Alto-Shaam uses camera systems and torque monitoring tools embedded directly in the assembly process. Take, for example, the placement of insulation in ovens, where proper installation is critical to performance. The manufacturer installed camera systems that verify insulation goes in correctly and in the right locations, then feeds that confirmation back to the operator before the build moves forward. It’s not a spot check after the fact, Billingsley explained, but a verification loop that’s built into the assembly itself.
Alto-Shaam uses a similar approach with critical mechanical components. Torque monitoring tools verify that blower motors, fan motors, and other moving parts get tightened to spec and confirm the joint wasn’t cross-threaded in the process. That data is trackable, Billingsley said, and Alto-Shaam is working toward tying it to individual serial numbers. That way, if an issue surfaces out in the field, the manufacturer can trace exactly what happened during production.

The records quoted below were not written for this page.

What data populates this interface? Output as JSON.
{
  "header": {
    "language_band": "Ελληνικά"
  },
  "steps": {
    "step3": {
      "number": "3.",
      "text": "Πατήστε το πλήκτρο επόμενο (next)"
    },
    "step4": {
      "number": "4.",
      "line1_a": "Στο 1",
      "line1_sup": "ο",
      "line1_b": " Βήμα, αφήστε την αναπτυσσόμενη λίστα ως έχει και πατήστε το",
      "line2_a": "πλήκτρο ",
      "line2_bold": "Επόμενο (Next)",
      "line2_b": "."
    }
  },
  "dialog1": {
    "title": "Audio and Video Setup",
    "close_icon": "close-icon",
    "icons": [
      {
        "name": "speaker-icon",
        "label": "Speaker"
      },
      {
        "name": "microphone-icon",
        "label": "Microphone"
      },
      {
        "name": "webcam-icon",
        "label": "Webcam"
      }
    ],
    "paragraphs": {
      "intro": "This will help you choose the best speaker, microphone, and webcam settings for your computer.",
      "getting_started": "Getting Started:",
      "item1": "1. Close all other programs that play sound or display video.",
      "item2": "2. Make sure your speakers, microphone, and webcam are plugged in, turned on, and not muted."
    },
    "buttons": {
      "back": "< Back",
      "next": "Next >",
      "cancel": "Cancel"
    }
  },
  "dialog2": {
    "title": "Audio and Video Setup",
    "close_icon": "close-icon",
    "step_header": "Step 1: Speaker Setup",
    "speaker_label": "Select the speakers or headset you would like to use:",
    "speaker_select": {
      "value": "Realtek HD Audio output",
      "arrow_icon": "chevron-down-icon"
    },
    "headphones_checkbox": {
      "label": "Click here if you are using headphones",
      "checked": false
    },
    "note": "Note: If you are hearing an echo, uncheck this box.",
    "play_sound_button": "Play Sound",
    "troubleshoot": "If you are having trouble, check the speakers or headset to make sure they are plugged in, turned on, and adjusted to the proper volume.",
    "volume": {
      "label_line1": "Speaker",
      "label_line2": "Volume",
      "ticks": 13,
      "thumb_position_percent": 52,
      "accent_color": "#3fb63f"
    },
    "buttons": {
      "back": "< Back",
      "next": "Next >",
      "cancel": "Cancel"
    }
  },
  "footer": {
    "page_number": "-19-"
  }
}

To further reinforce excellence in its manufacturing, the company draws on Advanced Product Quality Planning (APQP), a disciplined process developed by the auto industry, along with DFMEA to prioritize where those investments go. ISO 9001 certification and standards like UL underpin all of this and provide a documented framework for continuous improvement. For distributors, Billingsley says that kind of built-in verification changes the sales conversation. “If safety comes first and quality second, delivery and cost usually follow,” he adds. “Doing it right the first time prevents problems in the field and controls cost better than reacting later.”
As equipment becomes more complex and regulatory requirements more demanding, the ability to point to documented performance will only grow in importance. Distributors that understand how products are tested — and use that knowledge in the sales process — will discover fewer surprises in the field and more confidence at the point of sale.